Köy meclisi, Esra’nın babasına 300 bin TL tazminat ödeyeceğini söyledi. Esra bunun acısıyla daha fazla dayanamıyordu. Evde dolapların arkasında saklanmış boş tüfeği aldı, ahırda bir fişek buldu ve hayatına son verdi.

Esra’nın cenazesi otopsi için Hakkari’ye götürülüp bir gün sonra köye getirildi. Köy muhtarı, “Barışmazsanız cenazeyi toprağa vermeyeceğiz” dedi ve cenazeyi 5 saat bekletti, cemaat cenaze namazına durmadı.

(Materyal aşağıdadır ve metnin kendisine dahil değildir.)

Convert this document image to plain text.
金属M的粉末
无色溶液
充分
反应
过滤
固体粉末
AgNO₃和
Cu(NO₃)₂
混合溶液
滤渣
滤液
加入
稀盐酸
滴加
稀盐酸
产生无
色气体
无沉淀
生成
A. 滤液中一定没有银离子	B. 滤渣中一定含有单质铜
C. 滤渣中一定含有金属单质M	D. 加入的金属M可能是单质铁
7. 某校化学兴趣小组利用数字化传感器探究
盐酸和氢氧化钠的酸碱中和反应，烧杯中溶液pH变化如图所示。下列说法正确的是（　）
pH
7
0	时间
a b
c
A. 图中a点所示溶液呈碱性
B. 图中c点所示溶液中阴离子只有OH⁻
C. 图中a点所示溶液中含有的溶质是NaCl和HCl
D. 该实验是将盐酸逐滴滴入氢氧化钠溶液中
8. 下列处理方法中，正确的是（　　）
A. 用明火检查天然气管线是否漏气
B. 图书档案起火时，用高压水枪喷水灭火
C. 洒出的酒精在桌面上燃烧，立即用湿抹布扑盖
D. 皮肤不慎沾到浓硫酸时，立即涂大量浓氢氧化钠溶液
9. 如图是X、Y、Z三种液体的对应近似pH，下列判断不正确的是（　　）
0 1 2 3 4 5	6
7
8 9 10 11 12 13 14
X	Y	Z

Esra’nın annesi, kızının ölümünden bir yıl sonra köyde zanlıların karşısına dikildi. Birini omzundan tutup “Kızımı siz öldürdünüz, IŞİD’den farkınız yok, siz onlardansınız” diye bağırdı. Bir saat sonra evinde beyin kanaması geçirdi. 20 gün komada kaldıktan sonra hayatını kaybetti.

Esra’nın saldırıya uğramasının üzerinden 3 yıl 3 ay 22 gün geçtikten sonra iddianame yazıldı.

Dava açıldıktan sonra yeniden köy meclisinin telaşı başlamıştı. Esra’nın babası ve ağabeylerinin köy camisinde namaz kılmasına izin vermiyorlardı. Hayvanlarını köyün merasında otlatmalarını da engellediler.

2019 yılında Esra’nın kemik yaşının tespiti için karar çıktı. Bu incelemede kemik yaşı 16 çıktı. Ancak bu bölgede kız çocuklarının kemik yaşı büyük çıkıyordu ve bu konuda Yargıtay kararları vardı. Biyolojik yaşı olarak bu kabul edilmiyordu. Aile, kızlarının 13 yaşında olduğunu ifade ediyordu.

Sanıklar tüm duruşmalara geldi. Suçlamaları kabul etmediler. Dava açıldıktan 4 ay sonra bitti. Nihat Yılmaz, Veysi Yılmaz ve Zahir Yılmaz, ‘çocuğun cinsel istismarı’ndan 30’ar yıl, ‘hürriyetten alıkoyma’ suçundan 12’şer yıl hapis cezası aldı. Ancak mahkeme tutuklama kararı vermedi. Yurt dışı yasağı ve karakola imza verme şartı devam etti.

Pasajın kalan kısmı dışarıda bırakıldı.